На дворе рыскал накаленный стужей ветер, по земле неслись длинные змеи сизой обжигающей поземки и тонко шипели. Подгоняемые ветром, мы в один миг добежали до мастерской. Павел Степанович пришел небритый, простуженный, ворчливый и сразу же разогнал нас по делам: одних послал на улицу складывать в штабели привезенные материалы, других заставил распиливать доски и заготовлять бруски, третьим поручил что-нибудь долбить или строгать.
Вскоре после обеденного перерыва в столярной появился Сергей Петрович. Он торопливо прошел между верстаками и скрылся в маленьком кабинете заведующего, плотно прикрыв за собой дверь. Как мы потом узнали, он только что проводил митинг в соседнем цехе, после которого завернул к нам.

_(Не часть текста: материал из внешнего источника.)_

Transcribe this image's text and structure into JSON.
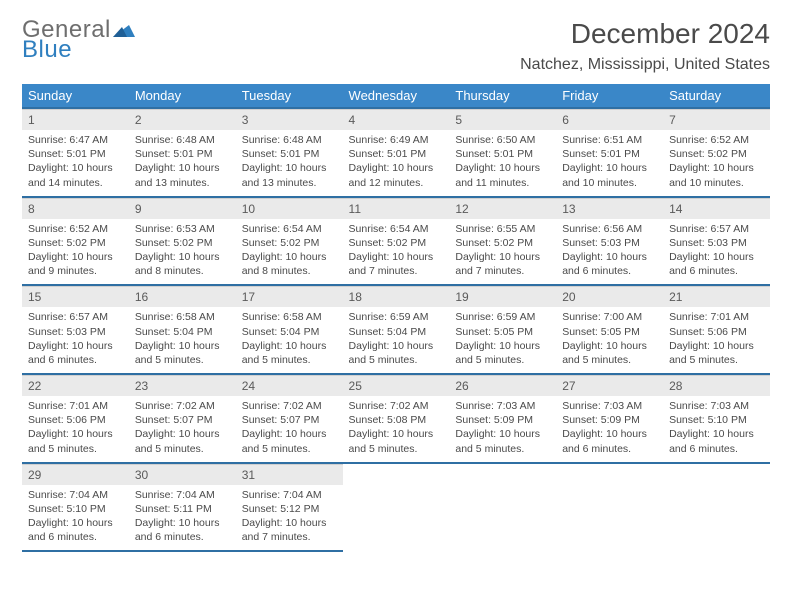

Кто заметил на его мужественном лице тревогу, тот сразу понял, что случилось что-то большое и непоправимое. Неожиданно донесся голос заводского гудка; он волнисто струился, то затихая, то разрастаясь и наливаясь полной силой. Сергей Петрович с заведующим вышли из кабинета. Секретарь парткома снял фуражку и окинул напряженным взглядом мастерскую:
— Товарищи! Товарищи, прекратите работу!
Стук молотков и жужжание пил смолкли. Рабочие, обходя верстаки и шурша завитками стружек, медленно подступали к Дубровину. Звук гудка все еще не прерывался и, проникая в грудь, леденил сердце. Сергей Петрович поднялся на брусья, сложенные поленницей, и произнес срывающимся от волнения голосом:
— Товарищи! Коммунистическая партия и весь советский народ понесли тяжелую утрату: в Ленинграде врагами народа убит Сергей Миронович Киров!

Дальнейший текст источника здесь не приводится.